Petunjuk dan konteks
Sebuah penyedia identitas disematkan dalam iframe di banyak situs pelanggan. Pengguna yang telah masuk seharusnya dapat melihat informasi akun, tetapi peramban dapat mempartisi atau memblokir cookie pihak ketiga. Rancang alur kerja menggunakan Storage Access API tanpa mengubah setiap sematan menjadi saluran pelacakan tersembunyi.
Asumsikan iframe dapat menavigasi ke halaman first-party miliknya sendiri, situs tingkat atas mengontrol izin iframe, dan pengguna dapat menolak permintaan izin. Jawaban harus mencakup persetujuan, CSRF, fallback, dan keluar (logout).

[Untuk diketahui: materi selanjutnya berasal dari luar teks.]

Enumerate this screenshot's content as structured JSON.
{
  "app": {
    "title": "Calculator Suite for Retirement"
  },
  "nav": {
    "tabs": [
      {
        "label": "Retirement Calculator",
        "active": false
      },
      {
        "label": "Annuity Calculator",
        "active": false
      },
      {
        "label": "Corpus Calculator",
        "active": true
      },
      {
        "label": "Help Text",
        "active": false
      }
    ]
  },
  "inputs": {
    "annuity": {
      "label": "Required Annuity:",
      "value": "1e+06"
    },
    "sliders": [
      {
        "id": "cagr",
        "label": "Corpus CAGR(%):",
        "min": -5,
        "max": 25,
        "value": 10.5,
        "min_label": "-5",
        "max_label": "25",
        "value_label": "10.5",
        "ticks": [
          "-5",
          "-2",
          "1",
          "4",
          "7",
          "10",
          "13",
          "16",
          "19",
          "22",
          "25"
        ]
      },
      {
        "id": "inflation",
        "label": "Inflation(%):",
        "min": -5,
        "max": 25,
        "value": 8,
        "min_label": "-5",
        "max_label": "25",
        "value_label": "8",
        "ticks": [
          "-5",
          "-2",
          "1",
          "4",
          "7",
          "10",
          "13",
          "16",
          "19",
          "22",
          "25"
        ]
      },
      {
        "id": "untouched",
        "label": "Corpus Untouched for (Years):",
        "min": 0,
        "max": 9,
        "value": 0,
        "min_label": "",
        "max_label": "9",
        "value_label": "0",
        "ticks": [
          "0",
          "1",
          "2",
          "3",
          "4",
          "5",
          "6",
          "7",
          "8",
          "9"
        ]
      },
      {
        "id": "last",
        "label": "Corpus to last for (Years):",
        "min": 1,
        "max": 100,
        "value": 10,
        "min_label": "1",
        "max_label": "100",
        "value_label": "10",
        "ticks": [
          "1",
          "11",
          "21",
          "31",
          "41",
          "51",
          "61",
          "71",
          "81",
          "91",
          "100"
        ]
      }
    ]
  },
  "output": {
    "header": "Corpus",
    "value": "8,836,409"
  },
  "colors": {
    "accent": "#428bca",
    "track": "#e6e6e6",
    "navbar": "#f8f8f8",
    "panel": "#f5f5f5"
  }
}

Hal yang diuji oleh pewawancara
- Apakah Anda mengetahui bahwa akses penyimpanan dibatasi oleh izin dan dicakup pada tingkat bingkai (frame-scoped), bukan sekadar tombol pengaktif cookie universal.
- Apakah Anda mewajibkan aktivasi pengguna dan alasan produk yang jelas sebelum meminta akses.
- Apakah Anda memisahkan status bootstrap terpartisi dari status sesi tanpa partisi.
- Apakah penolakan izin tetap menyisakan jalur fungsional dalam kondisi keluar (signed-out) atau berbasis pengalihan (redirect).
Pertanyaan klarifikasi sebelum menjawab
- Apakah widget memerlukan kontinuitas sesi lintas-situs, atau dapatkah pengalihan mengembalikan kode otorisasi? Pengalihan dapat menghindari permintaan akses cookie yang disematkan.
- Apakah pengguna pernah mengunjungi penyedia identitas sebagai first-party dan menyetel cookie-nya? Beberapa peramban mewajibkan hubungan tersebut sebelum memberikan akses.
- Asal (origin) tingkat atas mana saja yang boleh menyematkan bingkai? Hal ini menentukan daftar izin (allowlist)
Permissions-Policy. - Data apa yang ditampilkan sebelum persetujuan diberikan? Tampilan pra-akses tidak boleh membocorkan identitas akun.
Kerangka jawaban 30 detik
"Saya memperlakukan Storage Access API sebagai kapabilitas yang dimediasi pengguna, bukan sebagai sakelar cookie fallback. Iframe dimulai dengan status terpartisi atau buram, meminta izin hanya setelah ada klik yang menjelaskan manfaatnya dengan jelas, dan memeriksa promise yang dikembalikan. Situs tingkat atas mengirimkan daftar izin Permissions-Policy yang sempit. Jika ditolak, saya menggunakan pengalihan first-party atau pengalaman keluar. Setiap permintaan yang mengubah status tetap memiliki perlindungan CSRF, dan widget dapat mencabut sesinya lalu kembali ke status netral yang sama."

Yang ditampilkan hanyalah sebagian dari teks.